Sénégal : le président Diomaye Faye adresse un avertissement clair à Ousmane Sonko

Un événement notable vient perturber la discrétion qui caractérise habituellement les interactions entre les deux figures emblématiques du pouvoir sénégalais. Le président Bassirou Diomaye Faye a publiquement interpellé son Premier ministre, Ousmane Sonko, également leader du parti Pastef. L’expression employée en wolof, « Fii, saa fitnë dotufi nanee ñeex » — signifiant « Ici, la discorde n’aura pas sa place » —, marque une rupture significative dans l’image d’unité affichée par ce duo jusqu’alors réputé indissociable. Cette mise au point intervient à un moment où les tensions internes au sein de la majorité présidentielle deviennent de plus en plus difficiles à dissimuler.

Un rappel présidentiel qui bouscule l’entente tacite

Depuis leur accession conjointe aux plus hautes fonctions de l’État en avril 2024, Bassirou Diomaye Faye et Ousmane Sonko ont projeté l’image d’une alliance inébranlable, forgée au fil des épreuves judiciaires et consolidée par la victoire électorale. Le premier occupe la fonction présidentielle, tandis que le second incarne la puissance politique du mouvement. Cet équilibre, souvent décrit comme une forme de bicéphalisme, a fonctionné tant que la ligne directrice du parti demeurait cohérente autour d’une vision réformatrice commune.

L’intervention du chef de l’État modifie profondément cette dynamique symbolique. En s’exprimant ouvertement, et de surcroît en wolof — une langue qui résonne particulièrement auprès de l’électorat populaire —, le président sénégalais signale clairement qu’il n’acceptera plus que les dissensions internes perturbent la gestion des affaires publiques. L’usage d’une formule proverbiale accentue le caractère solennel de cet avertissement. Il s’agit moins d’une réprimande personnelle que d’un rappel institutionnel, adressé non seulement à Ousmane Sonko, mais aussi à l’ensemble de l’appareil Pastef.

Pastef face aux défis de la gouvernance

Le mouvement fondé par Ousmane Sonko traverse une période complexe. Ayant conquis une majorité écrasante à l’Assemblée nationale lors des législatives anticipées de novembre 2024, Pastef doit désormais naviguer entre les contradictions inhérentes à l’exercice du pouvoir. La nécessité de rendre des comptes aux citoyens, les arbitrages budgétaires contraints par une situation financière délicate et les nominations administratives sont autant de facteurs qui alimentent des rivalités internes que le parti peine à maîtriser.

Plusieurs cadres du mouvement ont récemment multiplié les apparitions médiatiques désordonnées, révélant des désaccords sur des points cruciaux comme la stratégie économique, la politique judiciaire et le rythme des réformes institutionnelles. La question de la répartition des rôles entre la présidence et la primature dans la définition de l’orientation gouvernementale s’invite désormais dans l’espace public.
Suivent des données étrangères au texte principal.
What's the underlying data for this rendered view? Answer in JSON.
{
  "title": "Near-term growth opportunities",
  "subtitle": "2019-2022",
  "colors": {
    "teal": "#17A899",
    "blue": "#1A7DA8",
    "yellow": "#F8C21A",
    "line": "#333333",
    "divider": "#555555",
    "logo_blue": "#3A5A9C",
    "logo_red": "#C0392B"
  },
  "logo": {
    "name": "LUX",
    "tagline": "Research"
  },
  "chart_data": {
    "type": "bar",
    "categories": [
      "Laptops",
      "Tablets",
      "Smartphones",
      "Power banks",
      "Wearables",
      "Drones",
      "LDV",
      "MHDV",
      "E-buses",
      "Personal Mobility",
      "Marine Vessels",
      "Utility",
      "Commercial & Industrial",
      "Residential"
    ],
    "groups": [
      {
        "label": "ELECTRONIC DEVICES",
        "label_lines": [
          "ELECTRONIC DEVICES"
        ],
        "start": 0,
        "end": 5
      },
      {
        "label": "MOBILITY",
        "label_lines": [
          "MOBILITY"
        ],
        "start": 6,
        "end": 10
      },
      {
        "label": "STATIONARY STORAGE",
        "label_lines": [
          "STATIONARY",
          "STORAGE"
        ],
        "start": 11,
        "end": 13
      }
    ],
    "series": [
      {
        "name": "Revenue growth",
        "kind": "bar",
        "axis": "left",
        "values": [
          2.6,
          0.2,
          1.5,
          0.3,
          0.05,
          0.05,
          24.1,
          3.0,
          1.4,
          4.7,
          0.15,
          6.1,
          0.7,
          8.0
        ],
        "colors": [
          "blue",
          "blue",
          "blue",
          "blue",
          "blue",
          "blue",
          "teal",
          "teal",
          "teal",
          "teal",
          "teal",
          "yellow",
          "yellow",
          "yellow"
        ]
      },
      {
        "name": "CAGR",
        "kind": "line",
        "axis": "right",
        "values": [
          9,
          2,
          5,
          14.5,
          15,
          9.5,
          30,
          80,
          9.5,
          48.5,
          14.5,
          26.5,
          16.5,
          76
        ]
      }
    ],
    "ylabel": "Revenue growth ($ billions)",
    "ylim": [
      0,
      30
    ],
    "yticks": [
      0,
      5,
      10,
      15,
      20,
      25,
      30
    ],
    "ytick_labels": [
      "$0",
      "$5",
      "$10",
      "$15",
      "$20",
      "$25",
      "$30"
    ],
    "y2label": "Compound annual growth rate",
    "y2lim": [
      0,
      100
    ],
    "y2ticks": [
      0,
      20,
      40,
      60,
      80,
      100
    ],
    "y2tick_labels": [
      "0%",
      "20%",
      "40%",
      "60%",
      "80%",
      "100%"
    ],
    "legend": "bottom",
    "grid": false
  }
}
C’est à ce climat de murmures et de divergences que Bassirou Diomaye Faye entend mettre un terme définitif.

Enjeux de crédibilité et de stabilité pour le Sénégal

Au-delà de sa dimension partisane, l’avertissement présidentiel revêt une importance stratégique majeure. Le Sénégal est actuellement engagé dans des négociations avec le Fonds Monétaire International (FMI) pour établir un nouveau cadre de coopération. Ce contexte est marqué par une réévaluation à la hausse de la dette publique et une remise en question de certaines données héritées de l’administration précédente. Les investisseurs internationaux, tout comme les partenaires régionaux, observent avec une attention particulière la cohésion de l’exécutif sénégalais. Toute faille visible au sommet de l’État est susceptible d’accroître la perception d’un risque politique.

La déclaration du chef de l’État vise également à réaffirmer l’autorité présidentielle. En rappelant qu’il incarne la continuité de l’État, Bassirou Diomaye Faye affirme un leadership qui refuse d’être relégué à un simple rôle protocolaire. L’emploi du mot « Fii » — « ici » — désigne l’espace du pouvoir républicain, un lieu où la logique partisane doit s’effacer devant l’intérêt national. Ce glissement sémantique n’a échappé à aucun analyste de la scène politique dakaroise.

Il reste à déterminer l’impact réel de cette mise en garde sur la dynamique interne de Pastef. Ousmane Sonko conserve une base militante significative et une popularité qui, au sein de certains segments de la jeunesse urbaine, pourrait encore éclipser celle du président. La suite dépendra de la capacité des deux hommes à transformer ce recadrage en une clarification durable des rôles, ou au contraire à laisser se développer une cohabitation tendue au sein même du camp présidentiel.